Bio dynamic vegetables and fruits are raised based on the idea that flavor and nutrition are imparted to the food by the living processes within the organism. Those foods that taste best to to the unjaded human pallette are most appealing because they are the freshest and offer the most dense nutrition. Modern food production tries to replace this living flavour (reduced by chemical fertilizers and mostly removed by hyper-processing) with magical chemicals that imitate natural flavor, but since we have adjusted our palette to natural foods, the chemical imitators taste just nasty.
Third, the way we eat reflects our belief that eating is a political act.
By choosing locally grown bio-dynamically produced vegetables and grass-fed, pastured animal products, we can opt out of the industrial agribusiness model that has been closing down small independent farms for decades. We can support a more humane way of raising food animals, in which the animals live a happy life, true to its species, before becoming our prey, rather than spending short lives of malnourished misery in conditions that transform our farming facilities to prisons and death camps.

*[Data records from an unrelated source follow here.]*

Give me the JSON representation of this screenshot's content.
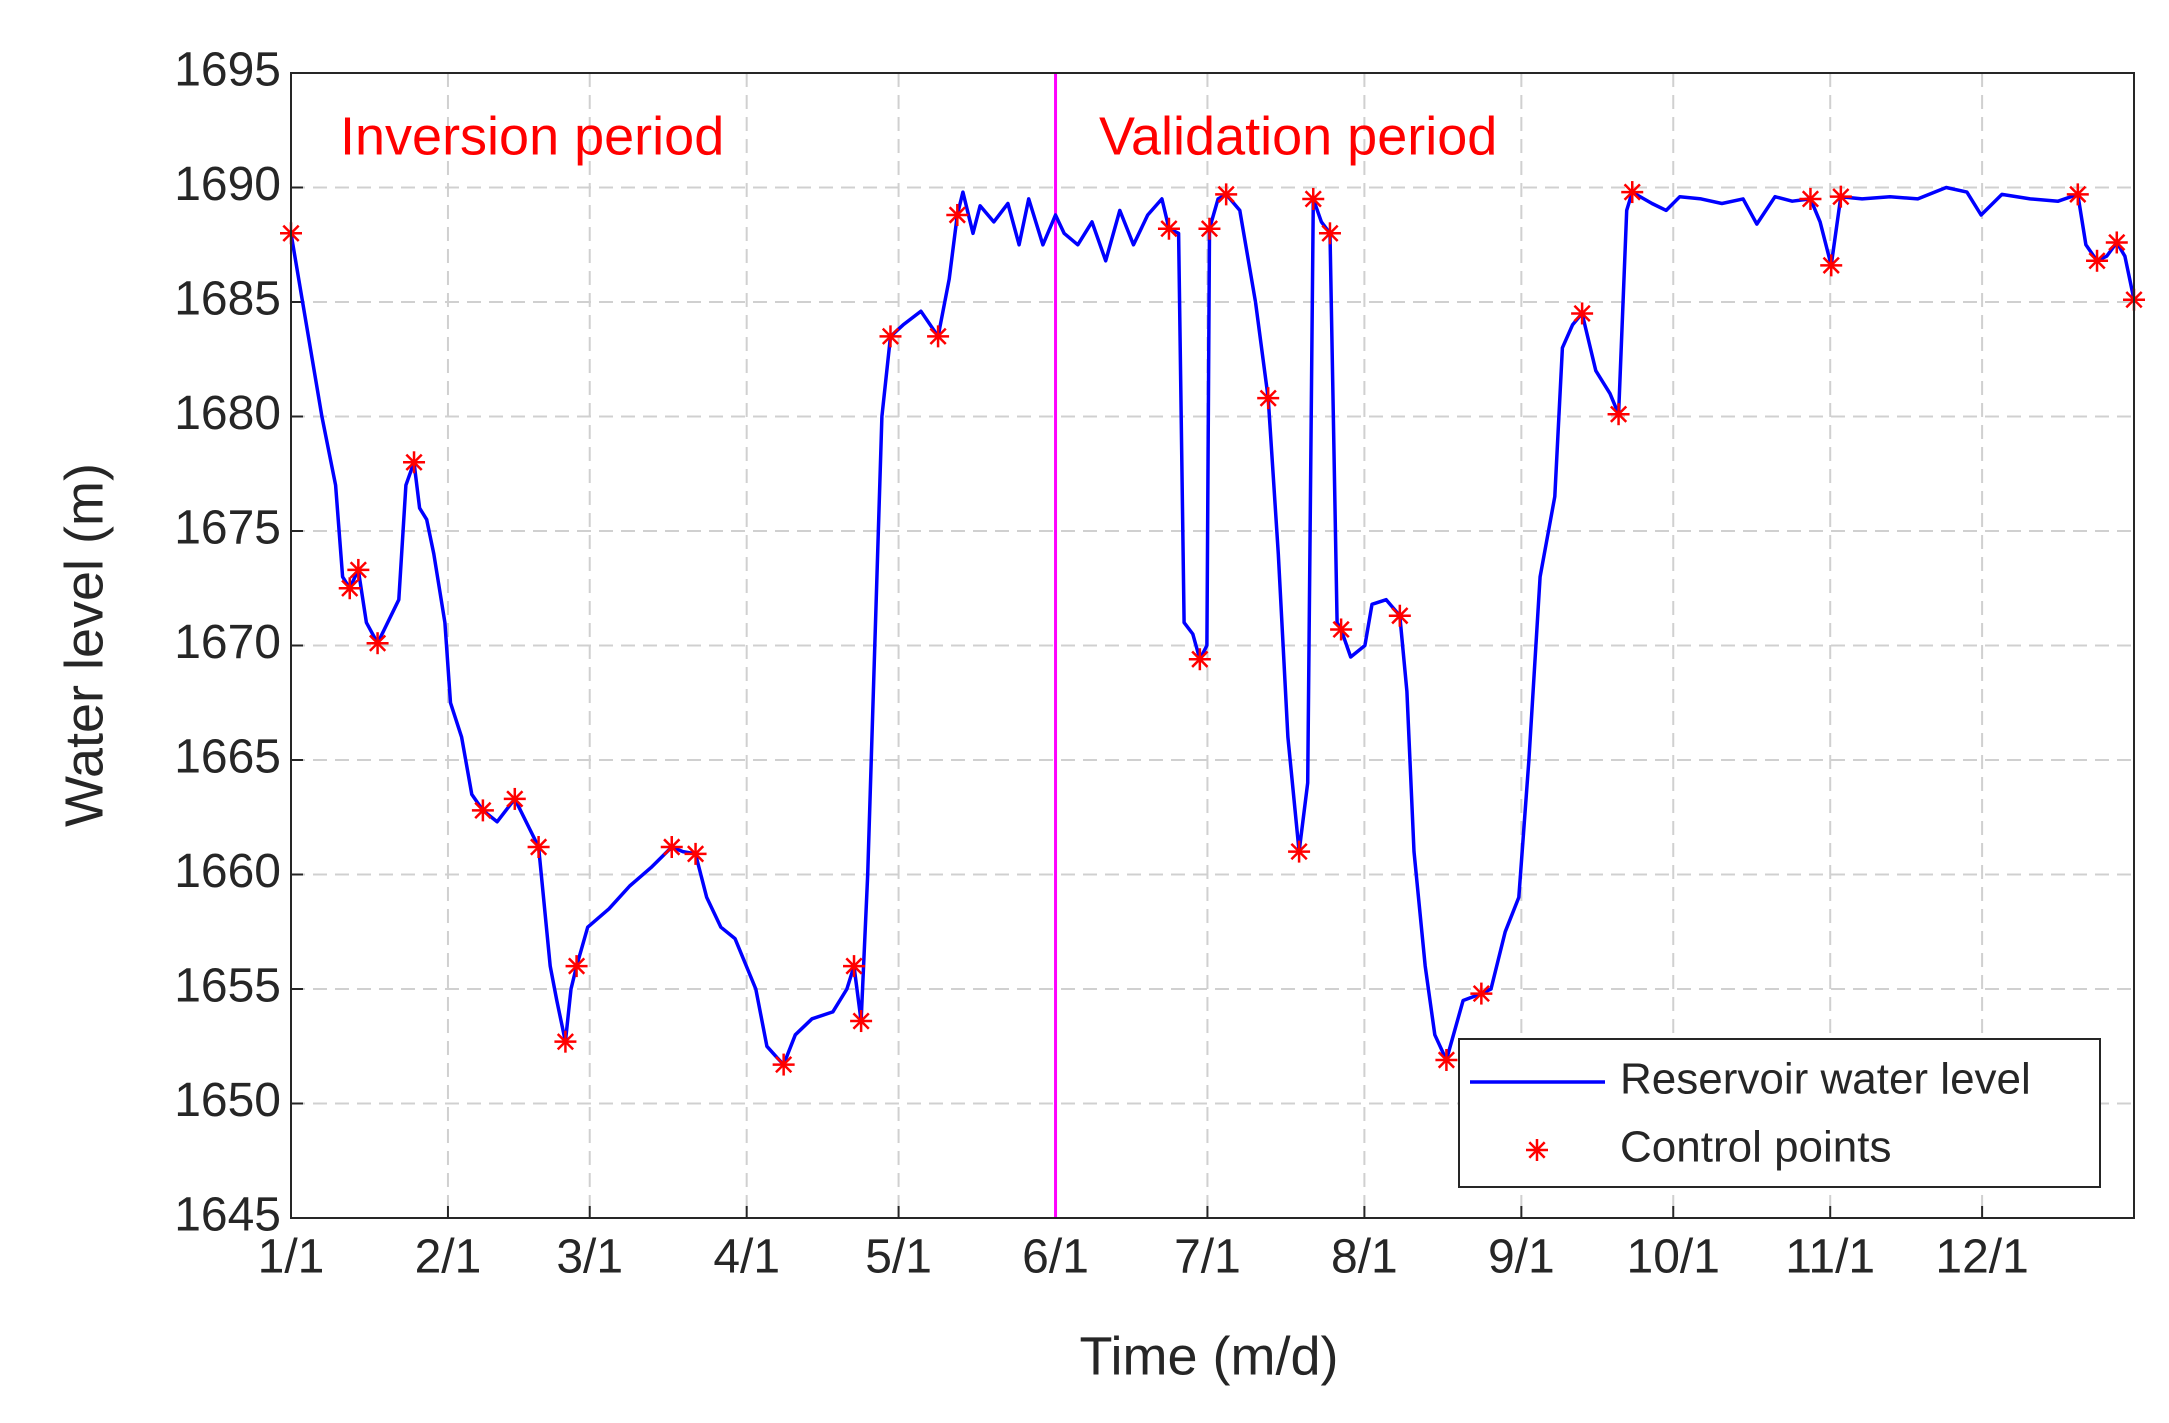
{
  "chart_data": {
    "type": "line",
    "xlabel": "Time (m/d)",
    "ylabel": "Water level (m)",
    "xlim": [
      0,
      364
    ],
    "ylim": [
      1645,
      1695
    ],
    "xticks": [
      {
        "value": 0,
        "label": "1/1"
      },
      {
        "value": 31,
        "label": "2/1"
      },
      {
        "value": 59,
        "label": "3/1"
      },
      {
        "value": 90,
        "label": "4/1"
      },
      {
        "value": 120,
        "label": "5/1"
      },
      {
        "value": 151,
        "label": "6/1"
      },
      {
        "value": 181,
        "label": "7/1"
      },
      {
        "value": 212,
        "label": "8/1"
      },
      {
        "value": 243,
        "label": "9/1"
      },
      {
        "value": 273,
        "label": "10/1"
      },
      {
        "value": 304,
        "label": "11/1"
      },
      {
        "value": 334,
        "label": "12/1"
      }
    ],
    "yticks": [
      1645,
      1650,
      1655,
      1660,
      1665,
      1670,
      1675,
      1680,
      1685,
      1690,
      1695
    ],
    "grid": true,
    "legend": "lower right",
    "annotations": [
      {
        "text": "Inversion period",
        "color": "#ff0000"
      },
      {
        "text": "Validation period",
        "color": "#ff0000"
      }
    ],
    "vline": {
      "x": 151,
      "color": "#ff00ff"
    },
    "series": [
      {
        "name": "Reservoir water level",
        "style": "line",
        "color": "#0000ff",
        "x": [
          0,
          6.1,
          8.8,
          10.2,
          11.6,
          13.3,
          14.9,
          17.1,
          21.3,
          22.7,
          24.3,
          25.4,
          26.8,
          28.2,
          30.4,
          31.5,
          33.7,
          35.7,
          37.9,
          40.7,
          44.2,
          48.9,
          51.2,
          52.5,
          54.2,
          55.3,
          56.4,
          58.6,
          62.8,
          66.9,
          71.1,
          75.2,
          77.4,
          79.9,
          82.1,
          84.9,
          87.7,
          91.8,
          94.0,
          96.0,
          97.3,
          99.6,
          102.9,
          107.0,
          109.8,
          111.2,
          112.6,
          113.9,
          115.3,
          116.7,
          118.4,
          120.9,
          124.4,
          127.8,
          130.0,
          131.6,
          132.7,
          134.7,
          136.1,
          138.8,
          141.6,
          143.8,
          145.7,
          148.5,
          151.0,
          152.7,
          155.4,
          158.2,
          160.9,
          163.7,
          166.4,
          169.2,
          172.0,
          173.4,
          175.3,
          176.4,
          178.1,
          179.5,
          180.9,
          181.4,
          183.1,
          184.7,
          187.4,
          190.5,
          193.0,
          195.0,
          196.9,
          199.1,
          200.8,
          201.9,
          203.5,
          205.2,
          206.6,
          207.4,
          209.3,
          212.1,
          213.5,
          216.3,
          219.0,
          220.4,
          221.8,
          224.0,
          225.9,
          228.2,
          231.5,
          235.1,
          237.0,
          239.8,
          242.5,
          244.5,
          246.7,
          249.6,
          251.1,
          253.1,
          255.0,
          257.7,
          260.5,
          262.2,
          263.8,
          264.9,
          268.8,
          271.6,
          274.3,
          278.5,
          282.6,
          286.8,
          289.5,
          293.1,
          296.5,
          300.1,
          302.0,
          304.2,
          306.1,
          310.3,
          315.8,
          321.3,
          326.9,
          331.0,
          333.8,
          337.9,
          343.5,
          349.0,
          352.9,
          354.5,
          356.7,
          358.6,
          360.6,
          362.2,
          364
        ],
        "values": [
          1688,
          1680,
          1677,
          1673,
          1672.5,
          1673.3,
          1671,
          1670.1,
          1672,
          1677,
          1678,
          1676,
          1675.5,
          1674,
          1671,
          1667.5,
          1666,
          1663.5,
          1662.8,
          1662.3,
          1663.3,
          1661.2,
          1656,
          1654.5,
          1652.7,
          1655,
          1656,
          1657.7,
          1658.5,
          1659.5,
          1660.3,
          1661.2,
          1661,
          1660.9,
          1659,
          1657.7,
          1657.2,
          1655,
          1652.5,
          1652,
          1651.7,
          1653,
          1653.7,
          1654,
          1655,
          1656,
          1653.6,
          1660,
          1670,
          1680,
          1683.5,
          1684,
          1684.6,
          1683.5,
          1686,
          1688.8,
          1689.8,
          1688,
          1689.2,
          1688.5,
          1689.3,
          1687.5,
          1689.5,
          1687.5,
          1688.8,
          1688,
          1687.5,
          1688.5,
          1686.8,
          1689,
          1687.5,
          1688.8,
          1689.5,
          1688.2,
          1688,
          1671,
          1670.5,
          1669.4,
          1670,
          1688.2,
          1689.5,
          1689.7,
          1689,
          1685,
          1680.8,
          1674,
          1666,
          1661,
          1664,
          1689.5,
          1688.5,
          1688,
          1671,
          1670.7,
          1669.5,
          1670,
          1671.8,
          1672,
          1671.3,
          1668,
          1661,
          1656,
          1653,
          1651.9,
          1654.5,
          1654.8,
          1655,
          1657.5,
          1659,
          1665,
          1673,
          1676.5,
          1683,
          1684,
          1684.5,
          1682,
          1681,
          1680.1,
          1689,
          1689.8,
          1689.3,
          1689,
          1689.6,
          1689.5,
          1689.3,
          1689.5,
          1688.4,
          1689.6,
          1689.4,
          1689.5,
          1688.5,
          1686.6,
          1689.6,
          1689.5,
          1689.6,
          1689.5,
          1690,
          1689.8,
          1688.8,
          1689.7,
          1689.5,
          1689.4,
          1689.7,
          1687.5,
          1686.8,
          1687,
          1687.6,
          1687,
          1685.1
        ]
      },
      {
        "name": "Control points",
        "style": "markers",
        "color": "#ff0000",
        "x": [
          0,
          11.6,
          13.3,
          17.1,
          24.3,
          37.9,
          44.2,
          48.9,
          54.2,
          56.4,
          75.2,
          79.9,
          97.3,
          111.2,
          112.6,
          118.4,
          127.8,
          131.6,
          173.4,
          179.5,
          181.4,
          184.7,
          193.0,
          199.1,
          201.9,
          205.2,
          207.4,
          219.0,
          228.2,
          235.1,
          255.0,
          262.2,
          264.9,
          300.1,
          304.2,
          306.1,
          352.9,
          356.7,
          360.6,
          364
        ],
        "values": [
          1688,
          1672.5,
          1673.3,
          1670.1,
          1678,
          1662.8,
          1663.3,
          1661.2,
          1652.7,
          1656,
          1661.2,
          1660.9,
          1651.7,
          1656,
          1653.6,
          1683.5,
          1683.5,
          1688.8,
          1688.2,
          1669.4,
          1688.2,
          1689.7,
          1680.8,
          1661,
          1689.5,
          1688,
          1670.7,
          1671.3,
          1651.9,
          1654.8,
          1684.5,
          1680.1,
          1689.8,
          1689.5,
          1686.6,
          1689.6,
          1689.7,
          1686.8,
          1687.6,
          1685.1
        ]
      }
    ]
  }
}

In choosing locally grown foods, we support our neighbors and we develop a relationship with the people who grow our food. We can know exactly where our food comes from and exactly how it's grown, because if we have a question, we can ask the farmer. If we have a doubt, we can visit the farm to discuss our concerns.

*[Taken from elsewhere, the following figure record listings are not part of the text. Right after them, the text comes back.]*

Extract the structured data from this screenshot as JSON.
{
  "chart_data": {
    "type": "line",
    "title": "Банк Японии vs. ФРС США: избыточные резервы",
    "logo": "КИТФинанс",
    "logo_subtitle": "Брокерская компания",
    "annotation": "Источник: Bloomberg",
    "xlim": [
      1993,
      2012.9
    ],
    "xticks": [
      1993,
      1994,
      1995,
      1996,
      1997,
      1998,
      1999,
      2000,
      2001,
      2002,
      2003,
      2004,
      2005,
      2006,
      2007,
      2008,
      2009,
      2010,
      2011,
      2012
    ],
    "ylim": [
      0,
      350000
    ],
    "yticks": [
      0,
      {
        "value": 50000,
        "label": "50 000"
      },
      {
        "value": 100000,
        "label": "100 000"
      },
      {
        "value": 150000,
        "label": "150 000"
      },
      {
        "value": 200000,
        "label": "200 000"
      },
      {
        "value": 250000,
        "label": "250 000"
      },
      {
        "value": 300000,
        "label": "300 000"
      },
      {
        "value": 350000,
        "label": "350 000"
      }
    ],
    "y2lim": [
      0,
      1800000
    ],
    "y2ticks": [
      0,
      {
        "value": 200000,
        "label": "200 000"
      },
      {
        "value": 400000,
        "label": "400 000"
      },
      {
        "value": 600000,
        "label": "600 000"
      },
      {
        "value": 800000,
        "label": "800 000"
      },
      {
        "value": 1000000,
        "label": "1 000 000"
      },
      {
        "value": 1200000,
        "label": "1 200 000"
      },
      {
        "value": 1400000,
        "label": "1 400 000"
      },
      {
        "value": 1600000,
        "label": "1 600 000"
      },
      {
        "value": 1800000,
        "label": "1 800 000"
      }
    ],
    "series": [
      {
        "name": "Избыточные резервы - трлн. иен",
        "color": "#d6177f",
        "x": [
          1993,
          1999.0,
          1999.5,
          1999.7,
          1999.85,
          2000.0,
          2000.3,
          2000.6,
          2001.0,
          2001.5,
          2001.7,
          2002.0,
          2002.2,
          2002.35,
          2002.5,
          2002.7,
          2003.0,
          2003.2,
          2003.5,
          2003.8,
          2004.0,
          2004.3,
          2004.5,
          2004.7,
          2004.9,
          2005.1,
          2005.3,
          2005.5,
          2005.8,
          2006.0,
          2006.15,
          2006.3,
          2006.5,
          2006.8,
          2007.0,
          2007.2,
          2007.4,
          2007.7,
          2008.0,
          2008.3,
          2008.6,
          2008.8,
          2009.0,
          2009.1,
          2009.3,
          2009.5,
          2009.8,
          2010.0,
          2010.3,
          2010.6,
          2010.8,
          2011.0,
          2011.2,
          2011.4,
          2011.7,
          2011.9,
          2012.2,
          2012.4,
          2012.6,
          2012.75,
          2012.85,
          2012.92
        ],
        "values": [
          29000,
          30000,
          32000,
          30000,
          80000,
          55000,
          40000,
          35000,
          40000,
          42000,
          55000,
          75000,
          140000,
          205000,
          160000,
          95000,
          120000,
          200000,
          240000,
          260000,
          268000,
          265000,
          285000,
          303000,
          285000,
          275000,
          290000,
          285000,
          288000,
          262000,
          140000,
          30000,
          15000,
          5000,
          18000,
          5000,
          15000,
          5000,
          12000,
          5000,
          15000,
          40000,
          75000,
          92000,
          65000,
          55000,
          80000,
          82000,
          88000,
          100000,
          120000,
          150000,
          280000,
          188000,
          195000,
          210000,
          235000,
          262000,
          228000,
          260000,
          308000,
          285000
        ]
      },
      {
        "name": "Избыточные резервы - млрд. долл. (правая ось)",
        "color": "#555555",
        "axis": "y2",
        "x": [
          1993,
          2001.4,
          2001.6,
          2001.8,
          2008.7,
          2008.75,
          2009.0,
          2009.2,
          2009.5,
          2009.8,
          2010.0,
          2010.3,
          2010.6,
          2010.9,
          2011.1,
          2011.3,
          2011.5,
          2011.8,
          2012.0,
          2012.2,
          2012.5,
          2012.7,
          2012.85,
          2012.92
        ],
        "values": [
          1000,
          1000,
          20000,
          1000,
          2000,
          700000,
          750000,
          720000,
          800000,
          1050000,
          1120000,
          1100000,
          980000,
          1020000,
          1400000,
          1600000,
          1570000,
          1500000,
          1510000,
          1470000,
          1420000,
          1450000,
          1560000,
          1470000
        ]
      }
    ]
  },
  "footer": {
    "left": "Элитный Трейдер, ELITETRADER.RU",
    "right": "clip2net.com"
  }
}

In eating locally and avoiding grain-fed animals, we reduce the amount of petroleum involved in our food supply and reduce the amount of chemical pollution in our waterways and air.

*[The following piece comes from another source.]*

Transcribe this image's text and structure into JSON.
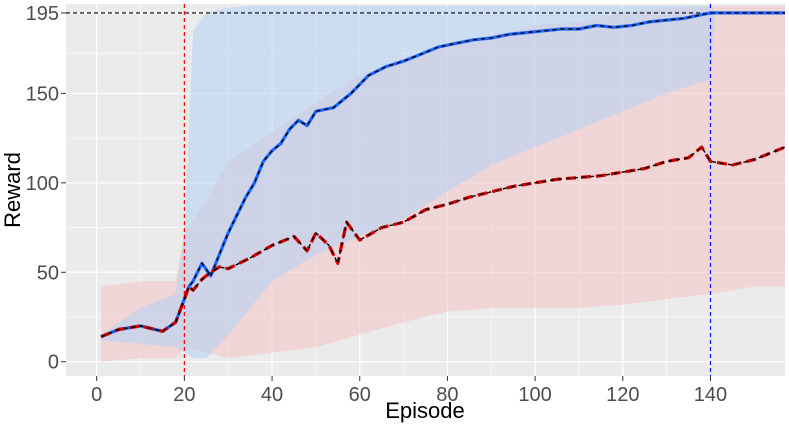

We also reduce the impact of our omnivorous ways on the world. When cows eat grass, when chickens eat bugs and seeds and grass, when sheep eat what they find in the fields, when pigs can forage, when our prey eats what they're supposed to eat, the grains our farmers grow can go directly into the human food supply in their traditional forms. When animals range over the land, their waste is returned to the land to act as a natural fertilizer for the grasses and herbs growing there rather than being washed into, and poisoning, our waterways and as a bonus no chemical fertilizers are required to grow their food.
There are lots of good reasons to eat the way we do, but it is more expensive. Since we are also living on one moderate income, we have made some accommodations to our meals to reduce the amount we have to spend for our healthier diet. We work to wring every last drop of value out of our food by making broths from the part of the vegetables we don't serve and from the bones left after a meal. Those broths become the basis of flavour in our cooking, as the basis of all of our soups and sauces and to add a new richness to our grains. They are truly amazing tasting and they add to the sense of "fullness" that comes with eating nourishuing food. Even better, because our food is highly nourished as it grows, the broths are a rich source of additional nutrients themselves.
One unexpected side-effect of preparing highly nutritious meals is that we find that we are eating a lot less food than we once did. Rod's need for the nutrients in meat is largely satisfied by bone broth in an otherwise vegetarian meal and a casserole that would once have served us for a meal now serve us for two or three.
There are a lot of reasons for our food choices, but I think it can be summed up by the philosophical statement that eating the way we do supports the principle of wholeness and wellness that we try to make central to everything we do. And it tastes good.
Happy Thanksgiving everyone!
Happy Thanksgiving everyone!
Misti,
ReplyDeleteThat is just awesome! I am so glad to hear about the benefits of your family eating real foods. It is something that I *know* I need to be doing but my cooking skills are greatly lacking. My goal is to be more like you guys, plus no longer rely on large groceries for our foods. We buy local as much as possible. I enjoyed reading your food descriptions and I do agree that nonplastic foods taste way better.